With a profile active, system traffic still needs to be steered into Clash. The most common way is the system proxy switch.

Turn it on

  1. Go to the General page.
  2. Enable System Proxy. Windows Settings → Network & Internet → Proxy will now show 127.0.0.1:7890.
  3. Confirm the outbound mode is Rule and the tray icon is no longer gray.

Verify #1: browser test

Open a site that normally cannot be reached directly. If it loads, the proxy works. If not, first benchmark your nodes to rule out a dead node.

Verify #2: check your exit IP

Visit https://api.ip.sb/ip or a similar IP echo service. The address returned should belong to your node's region, not your local ISP.

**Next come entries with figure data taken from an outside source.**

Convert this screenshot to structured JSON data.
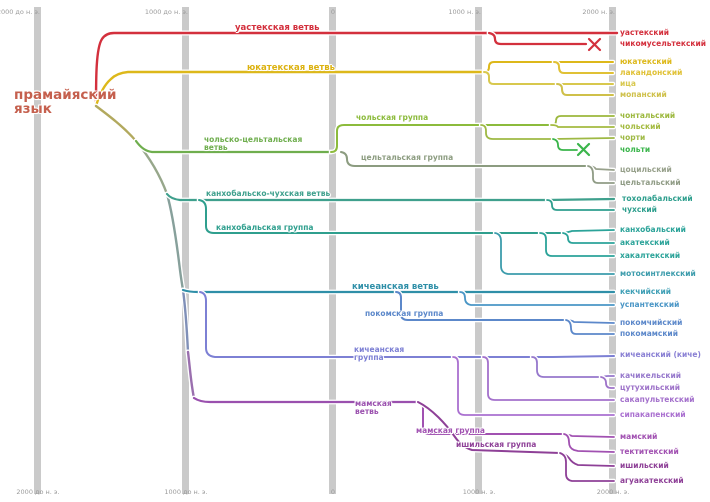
{
  "root": {
    "label": "прамайяский язык"
  },
  "timeline": {
    "labels": [
      "2000 до н. э.",
      "1000 до н. э.",
      "0",
      "1000 н. э.",
      "2000 н. э."
    ]
  },
  "branch_labels": [
    {
      "id": "huastecan",
      "label": "уастекская ветвь"
    },
    {
      "id": "yucatecan",
      "label": "юкатекская ветвь"
    },
    {
      "id": "cholan",
      "label": "чольская группа"
    },
    {
      "id": "cholan-tzeltalan",
      "label": "чольско-цельтальская ветвь"
    },
    {
      "id": "tzeltalan",
      "label": "цельтальская группа"
    },
    {
      "id": "qanjobalan-chujean",
      "label": "канхобальско-чухская ветвь"
    },
    {
      "id": "qanjobalan",
      "label": "канхобальская группа"
    },
    {
      "id": "quichean",
      "label": "кичеанская ветвь"
    },
    {
      "id": "poqom",
      "label": "покомская группа"
    },
    {
      "id": "quichean-proper",
      "label": "кичеанская группа"
    },
    {
      "id": "mamean",
      "label": "мамская ветвь"
    },
    {
      "id": "mam-group",
      "label": "мамская группа"
    },
    {
      "id": "ixilean",
      "label": "ишильская группа"
    }
  ],
  "leaves": [
    {
      "label": "уастекский"
    },
    {
      "label": "чикомусельтекский",
      "extinct": true
    },
    {
      "label": "юкатекский"
    },
    {
      "label": "лакандонский"
    },
    {
      "label": "ица"
    },
    {
      "label": "мопанский"
    },
    {
      "label": "чонтальский"
    },
    {
      "label": "чольский"
    },
    {
      "label": "чорти"
    },
    {
      "label": "чольти",
      "extinct": true
    },
    {
      "label": "цоцильский"
    },
    {
      "label": "цельтальский"
    },
    {
      "label": "тохолабальский"
    },
    {
      "label": "чухский"
    },
    {
      "label": "канхобальский"
    },
    {
      "label": "акатекский"
    },
    {
      "label": "хакалтекский"
    },
    {
      "label": "мотосинтлекский"
    },
    {
      "label": "кекчийский"
    },
    {
      "label": "успантекский"
    },
    {
      "label": "покомчийский"
    },
    {
      "label": "покомамский"
    },
    {
      "label": "кичеанский (киче)"
    },
    {
      "label": "качикельский"
    },
    {
      "label": "цутухильский"
    },
    {
      "label": "сакапультекский"
    },
    {
      "label": "сипакапенский"
    },
    {
      "label": "мамский"
    },
    {
      "label": "тектитекский"
    },
    {
      "label": "ишильский"
    },
    {
      "label": "агуакатекский"
    }
  ],
  "extinct_marker": "✗",
  "colors": {
    "huastecan_red": "#d3303d",
    "yucatecan_yellow": "#ddb81a",
    "cholan_green": "#8cbb3c",
    "cholti_bright_green": "#3ab54b",
    "tzeltalan_olive": "#909c86",
    "qanjobalan_teal": "#2f9f8e",
    "mocho_blue_teal": "#3d9cac",
    "quichean_blue": "#2f8fa8",
    "poqom_blue": "#5c88ca",
    "quichean_violet": "#7d80d4",
    "mamean_purple": "#a151b1",
    "ixilean_dark_purple": "#8e4097",
    "root_brown": "#c5604e",
    "timeline_gray": "#cacaca"
  }
}
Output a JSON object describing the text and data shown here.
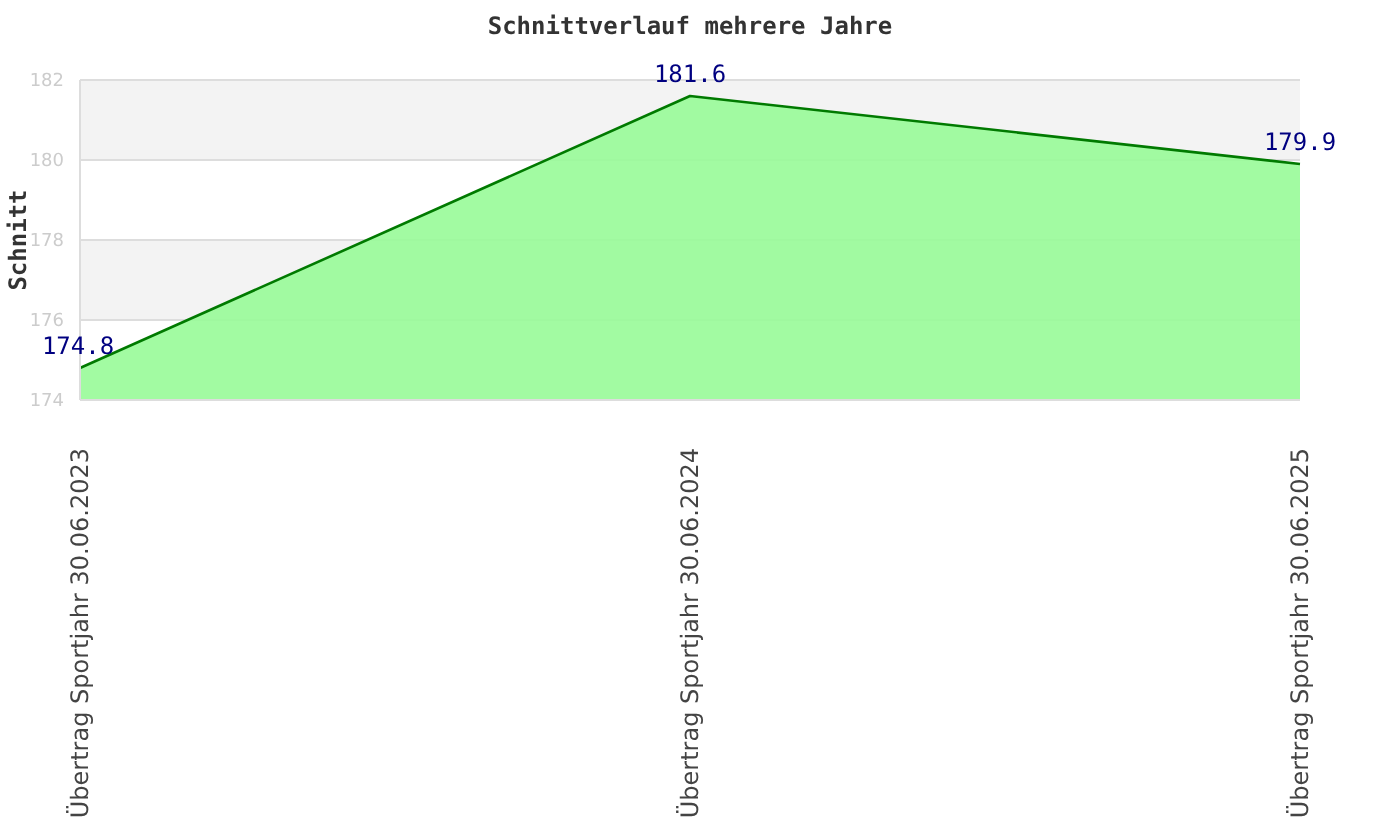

Verify #3: the Connections page

Open Connections in CFW and refresh a web page. New connections should appear with the node's name in the Chains column - the clearest evidence of which rule matched and which node was used.

Command-line check (optional)

curl -x http://127.0.0.1:7890 https://api.ip.sb/ip

Returning the node's IP proves the local proxy port works. Note that CLI tools do not read the system proxy by default - you must pass it explicitly as above, or use TUN mode.

Common misconception: the system proxy only affects programs that honor system proxy settings. Browsers are fine; some chat apps, games and CLI tools bypass it - that is by design, not a fault. See When Apps Bypass the Proxy.